The Stanford Prison Experiment is one of the few “scientific” experiments most people know about. Yes, “scientific” is in quotes for a reason. And that reason promises to make it a way more interesting movie.

According to The Wrap, this particular dramatization of an experiment is finally hitting screens, and with a decent cast:

a movie about the infamous “Stanford Prison Experiment” is finally moving forward with Billy Crudup, Ezra Miller and Michael Angarano set to star and “C.O.G.” filmmaker Kyle Patrick Alvarez (“C.O.G.”) directing… The current version of the project has been in the works since 2002, when Emery first hired Tim Talbott to write the script. Since then, Emery has shepherded “Stanford Prison Experiment” through many obstacles, including the 2007 Writer’s Strike, which prevented the film from heading into production at the time.

As for how it broke through decades of Hollywood bureaucracy, well, let’s just say Ferguson has come up quite a bit in connection to this movie. People are interested in authoritarian abuse of power!

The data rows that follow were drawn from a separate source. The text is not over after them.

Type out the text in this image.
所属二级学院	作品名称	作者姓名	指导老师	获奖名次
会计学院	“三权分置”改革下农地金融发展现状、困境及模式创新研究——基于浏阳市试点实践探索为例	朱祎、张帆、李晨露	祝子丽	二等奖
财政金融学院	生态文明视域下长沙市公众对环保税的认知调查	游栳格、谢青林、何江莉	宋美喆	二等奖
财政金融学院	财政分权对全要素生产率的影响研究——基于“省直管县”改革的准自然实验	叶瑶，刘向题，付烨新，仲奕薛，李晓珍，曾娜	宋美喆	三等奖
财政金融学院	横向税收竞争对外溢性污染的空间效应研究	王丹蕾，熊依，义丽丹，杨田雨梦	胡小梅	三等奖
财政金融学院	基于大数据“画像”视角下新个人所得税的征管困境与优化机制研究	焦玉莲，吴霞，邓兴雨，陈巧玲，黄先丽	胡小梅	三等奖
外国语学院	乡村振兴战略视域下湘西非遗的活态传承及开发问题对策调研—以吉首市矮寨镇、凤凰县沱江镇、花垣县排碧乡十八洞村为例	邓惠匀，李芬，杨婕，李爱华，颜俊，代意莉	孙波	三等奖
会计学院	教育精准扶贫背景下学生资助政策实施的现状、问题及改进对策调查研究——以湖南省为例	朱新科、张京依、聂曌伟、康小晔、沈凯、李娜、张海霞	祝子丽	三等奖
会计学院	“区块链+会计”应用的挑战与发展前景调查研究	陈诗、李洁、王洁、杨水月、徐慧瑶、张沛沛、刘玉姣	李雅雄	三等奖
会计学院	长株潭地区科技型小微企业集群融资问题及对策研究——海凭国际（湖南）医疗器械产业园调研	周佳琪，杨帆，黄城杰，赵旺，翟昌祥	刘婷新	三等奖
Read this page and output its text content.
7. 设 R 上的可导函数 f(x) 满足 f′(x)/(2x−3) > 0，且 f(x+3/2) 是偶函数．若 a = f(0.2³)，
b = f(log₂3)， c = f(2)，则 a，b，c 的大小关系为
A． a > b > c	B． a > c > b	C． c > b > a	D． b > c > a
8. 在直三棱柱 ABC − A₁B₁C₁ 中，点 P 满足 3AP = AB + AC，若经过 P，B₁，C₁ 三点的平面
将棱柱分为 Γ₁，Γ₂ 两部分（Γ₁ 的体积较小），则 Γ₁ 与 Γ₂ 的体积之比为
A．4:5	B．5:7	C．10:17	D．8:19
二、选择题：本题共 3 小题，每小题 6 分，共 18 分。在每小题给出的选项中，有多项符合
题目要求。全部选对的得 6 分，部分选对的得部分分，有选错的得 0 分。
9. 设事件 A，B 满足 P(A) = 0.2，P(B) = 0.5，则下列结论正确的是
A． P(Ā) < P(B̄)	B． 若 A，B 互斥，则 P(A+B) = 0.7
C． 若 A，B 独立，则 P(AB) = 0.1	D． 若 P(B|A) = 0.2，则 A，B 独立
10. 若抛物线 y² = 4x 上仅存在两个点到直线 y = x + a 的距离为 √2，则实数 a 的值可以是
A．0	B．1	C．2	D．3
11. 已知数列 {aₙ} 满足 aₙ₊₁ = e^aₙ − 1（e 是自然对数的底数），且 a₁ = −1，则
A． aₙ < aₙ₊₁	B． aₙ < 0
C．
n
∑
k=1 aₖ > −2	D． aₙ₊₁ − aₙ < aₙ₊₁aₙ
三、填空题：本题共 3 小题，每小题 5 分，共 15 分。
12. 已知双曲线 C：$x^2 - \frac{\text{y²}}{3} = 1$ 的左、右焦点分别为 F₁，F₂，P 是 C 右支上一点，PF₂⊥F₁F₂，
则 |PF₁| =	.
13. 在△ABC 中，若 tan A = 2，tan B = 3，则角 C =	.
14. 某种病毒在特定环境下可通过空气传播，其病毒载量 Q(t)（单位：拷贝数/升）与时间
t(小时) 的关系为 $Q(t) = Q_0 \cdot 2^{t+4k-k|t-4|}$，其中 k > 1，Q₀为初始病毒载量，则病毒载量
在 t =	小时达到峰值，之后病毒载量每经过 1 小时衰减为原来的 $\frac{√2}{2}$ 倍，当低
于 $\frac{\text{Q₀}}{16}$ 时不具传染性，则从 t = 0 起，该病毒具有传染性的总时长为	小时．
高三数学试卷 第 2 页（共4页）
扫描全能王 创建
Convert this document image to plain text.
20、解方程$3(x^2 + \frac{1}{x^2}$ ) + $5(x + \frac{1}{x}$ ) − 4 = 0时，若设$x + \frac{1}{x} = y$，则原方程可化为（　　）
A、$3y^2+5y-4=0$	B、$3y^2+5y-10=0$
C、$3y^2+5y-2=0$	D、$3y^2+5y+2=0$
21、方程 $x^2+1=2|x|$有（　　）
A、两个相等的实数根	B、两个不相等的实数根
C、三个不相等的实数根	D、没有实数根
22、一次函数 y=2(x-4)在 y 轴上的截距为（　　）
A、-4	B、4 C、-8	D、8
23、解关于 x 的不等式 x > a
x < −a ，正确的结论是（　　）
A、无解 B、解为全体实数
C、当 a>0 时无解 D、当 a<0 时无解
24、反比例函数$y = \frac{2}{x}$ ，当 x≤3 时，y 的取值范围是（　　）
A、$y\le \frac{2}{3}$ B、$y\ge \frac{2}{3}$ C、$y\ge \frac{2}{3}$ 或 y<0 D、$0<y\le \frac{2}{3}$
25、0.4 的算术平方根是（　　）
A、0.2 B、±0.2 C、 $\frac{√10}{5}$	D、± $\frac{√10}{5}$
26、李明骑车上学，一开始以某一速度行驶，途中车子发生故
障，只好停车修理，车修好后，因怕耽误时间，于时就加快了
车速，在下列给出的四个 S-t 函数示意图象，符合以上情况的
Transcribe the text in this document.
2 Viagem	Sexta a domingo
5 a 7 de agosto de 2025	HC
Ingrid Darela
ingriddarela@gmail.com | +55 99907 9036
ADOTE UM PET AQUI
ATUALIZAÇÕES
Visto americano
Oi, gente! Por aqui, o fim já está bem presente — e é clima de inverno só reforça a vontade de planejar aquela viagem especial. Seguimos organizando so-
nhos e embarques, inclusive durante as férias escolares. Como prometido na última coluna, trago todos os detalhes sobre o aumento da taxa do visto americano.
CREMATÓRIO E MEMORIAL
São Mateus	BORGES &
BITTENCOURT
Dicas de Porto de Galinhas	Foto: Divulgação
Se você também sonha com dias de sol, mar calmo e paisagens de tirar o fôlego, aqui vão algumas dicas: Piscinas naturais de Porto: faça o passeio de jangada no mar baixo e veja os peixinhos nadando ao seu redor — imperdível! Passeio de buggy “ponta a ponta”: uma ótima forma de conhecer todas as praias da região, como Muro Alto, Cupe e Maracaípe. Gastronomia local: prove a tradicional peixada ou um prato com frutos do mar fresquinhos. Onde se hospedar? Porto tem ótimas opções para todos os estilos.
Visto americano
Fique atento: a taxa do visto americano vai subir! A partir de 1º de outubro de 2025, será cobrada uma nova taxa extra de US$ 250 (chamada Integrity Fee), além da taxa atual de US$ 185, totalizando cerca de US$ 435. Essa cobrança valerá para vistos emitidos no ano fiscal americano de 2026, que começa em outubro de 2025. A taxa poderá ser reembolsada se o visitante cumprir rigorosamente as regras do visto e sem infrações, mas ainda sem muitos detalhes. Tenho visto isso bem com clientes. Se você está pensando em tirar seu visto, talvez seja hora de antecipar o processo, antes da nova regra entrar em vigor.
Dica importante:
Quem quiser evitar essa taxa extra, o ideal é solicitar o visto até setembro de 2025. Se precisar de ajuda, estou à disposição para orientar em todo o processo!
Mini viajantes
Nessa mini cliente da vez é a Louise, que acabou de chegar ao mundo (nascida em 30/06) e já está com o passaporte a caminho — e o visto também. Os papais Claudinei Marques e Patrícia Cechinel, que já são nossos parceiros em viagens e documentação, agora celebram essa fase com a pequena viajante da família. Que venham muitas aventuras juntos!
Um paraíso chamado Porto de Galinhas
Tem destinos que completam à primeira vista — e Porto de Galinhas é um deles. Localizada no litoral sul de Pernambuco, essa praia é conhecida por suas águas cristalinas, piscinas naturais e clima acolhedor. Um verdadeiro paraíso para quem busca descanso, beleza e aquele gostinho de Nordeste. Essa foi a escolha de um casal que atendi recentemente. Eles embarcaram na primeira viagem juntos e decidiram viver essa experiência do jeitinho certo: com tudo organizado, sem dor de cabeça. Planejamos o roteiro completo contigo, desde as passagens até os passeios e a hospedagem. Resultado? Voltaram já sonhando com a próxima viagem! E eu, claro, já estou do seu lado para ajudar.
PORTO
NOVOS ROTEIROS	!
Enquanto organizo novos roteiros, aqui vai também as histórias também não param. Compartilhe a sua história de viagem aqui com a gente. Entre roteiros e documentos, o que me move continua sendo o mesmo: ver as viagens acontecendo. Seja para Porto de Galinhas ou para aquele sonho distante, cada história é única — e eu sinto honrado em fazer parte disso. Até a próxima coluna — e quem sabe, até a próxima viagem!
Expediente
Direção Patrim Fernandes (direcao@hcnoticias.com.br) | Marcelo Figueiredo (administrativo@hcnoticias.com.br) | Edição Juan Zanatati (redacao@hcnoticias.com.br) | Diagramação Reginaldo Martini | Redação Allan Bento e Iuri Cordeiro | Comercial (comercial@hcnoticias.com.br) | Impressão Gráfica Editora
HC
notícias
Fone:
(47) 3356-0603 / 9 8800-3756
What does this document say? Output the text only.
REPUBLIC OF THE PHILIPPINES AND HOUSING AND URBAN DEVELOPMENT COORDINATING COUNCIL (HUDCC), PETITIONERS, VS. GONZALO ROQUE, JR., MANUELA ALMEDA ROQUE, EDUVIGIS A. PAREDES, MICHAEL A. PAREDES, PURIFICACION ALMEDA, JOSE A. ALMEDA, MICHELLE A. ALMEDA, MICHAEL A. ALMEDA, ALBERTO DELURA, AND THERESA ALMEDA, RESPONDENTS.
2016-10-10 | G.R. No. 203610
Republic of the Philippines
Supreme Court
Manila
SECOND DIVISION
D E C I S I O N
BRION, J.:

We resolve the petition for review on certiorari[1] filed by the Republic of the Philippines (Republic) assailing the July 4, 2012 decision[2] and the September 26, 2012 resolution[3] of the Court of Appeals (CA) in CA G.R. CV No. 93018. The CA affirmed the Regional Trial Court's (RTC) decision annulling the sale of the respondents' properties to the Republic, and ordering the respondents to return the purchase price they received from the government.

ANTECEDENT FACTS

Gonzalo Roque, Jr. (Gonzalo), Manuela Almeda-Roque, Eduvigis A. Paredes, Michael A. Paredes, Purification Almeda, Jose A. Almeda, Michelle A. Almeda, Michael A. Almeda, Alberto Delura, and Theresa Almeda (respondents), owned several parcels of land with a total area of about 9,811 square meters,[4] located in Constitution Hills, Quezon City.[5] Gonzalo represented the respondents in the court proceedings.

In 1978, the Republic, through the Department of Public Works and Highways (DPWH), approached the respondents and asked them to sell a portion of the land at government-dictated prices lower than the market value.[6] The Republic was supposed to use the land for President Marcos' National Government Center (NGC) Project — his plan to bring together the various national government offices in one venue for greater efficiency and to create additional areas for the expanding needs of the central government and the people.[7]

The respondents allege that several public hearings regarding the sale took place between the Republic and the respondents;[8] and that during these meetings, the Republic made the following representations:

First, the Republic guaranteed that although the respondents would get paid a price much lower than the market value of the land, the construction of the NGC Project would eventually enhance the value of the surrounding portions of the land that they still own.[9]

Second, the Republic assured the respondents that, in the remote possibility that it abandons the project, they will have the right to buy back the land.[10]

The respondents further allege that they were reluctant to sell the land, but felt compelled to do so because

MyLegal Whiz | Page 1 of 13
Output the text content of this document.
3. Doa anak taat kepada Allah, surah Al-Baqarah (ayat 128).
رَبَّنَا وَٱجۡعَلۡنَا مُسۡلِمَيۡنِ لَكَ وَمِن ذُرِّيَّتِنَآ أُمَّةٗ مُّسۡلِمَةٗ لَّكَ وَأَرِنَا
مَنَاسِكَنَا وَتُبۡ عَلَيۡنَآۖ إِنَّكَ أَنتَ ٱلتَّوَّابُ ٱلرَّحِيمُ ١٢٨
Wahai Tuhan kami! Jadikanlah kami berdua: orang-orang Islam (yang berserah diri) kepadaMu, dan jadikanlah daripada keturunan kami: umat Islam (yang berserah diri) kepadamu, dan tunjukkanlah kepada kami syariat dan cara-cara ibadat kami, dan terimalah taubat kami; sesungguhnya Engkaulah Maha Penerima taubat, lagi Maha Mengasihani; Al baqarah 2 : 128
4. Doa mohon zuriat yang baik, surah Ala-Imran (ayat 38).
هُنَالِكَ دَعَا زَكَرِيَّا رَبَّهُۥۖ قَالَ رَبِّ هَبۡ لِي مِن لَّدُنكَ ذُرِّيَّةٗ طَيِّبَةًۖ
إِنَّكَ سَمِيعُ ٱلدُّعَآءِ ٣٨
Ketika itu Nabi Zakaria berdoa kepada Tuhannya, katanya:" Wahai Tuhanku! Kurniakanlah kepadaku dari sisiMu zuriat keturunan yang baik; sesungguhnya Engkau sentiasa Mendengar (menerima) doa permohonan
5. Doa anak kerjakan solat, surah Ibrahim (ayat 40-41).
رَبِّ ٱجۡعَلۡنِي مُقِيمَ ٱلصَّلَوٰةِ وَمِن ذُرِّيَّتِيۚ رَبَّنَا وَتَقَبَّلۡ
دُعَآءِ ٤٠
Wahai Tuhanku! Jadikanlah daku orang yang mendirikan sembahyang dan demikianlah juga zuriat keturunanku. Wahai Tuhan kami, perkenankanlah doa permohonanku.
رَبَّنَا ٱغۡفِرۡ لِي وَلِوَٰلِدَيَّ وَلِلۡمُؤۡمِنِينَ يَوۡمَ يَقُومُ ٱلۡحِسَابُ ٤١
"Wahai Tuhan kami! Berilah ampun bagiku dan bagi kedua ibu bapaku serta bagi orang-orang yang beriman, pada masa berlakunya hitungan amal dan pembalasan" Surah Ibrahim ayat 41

For those unfamiliar, the Stanford Prison Experiment is more an interesting dissection of how an experiment can fail, and fail badly. The experiment itself was simple: 24 people were recruited by a psychology professor, Phillip Zimbardo, and divided into two groups, prisoners and guards. They had to simulate prison life for two weeks. The goal was to test the hypothesis that prisons become abusive environments entirely because of the personality traits and personal failings of the guards, or if prison itself creates abuse.

As we all know, it promptly went to hell. The “prisoners” rebelled, the guards got violent, and the whole thing was terminated after six days. It’s not really considered a valid experiment: Everything from subject screening to the fact that Zimbardo has a lot invested in the idea of “situational attribution”, or the idea that environment affects behavior.

So it’s a controversial, at best, scientific experiment that can never really be repeated. But it should make one hell of a movie!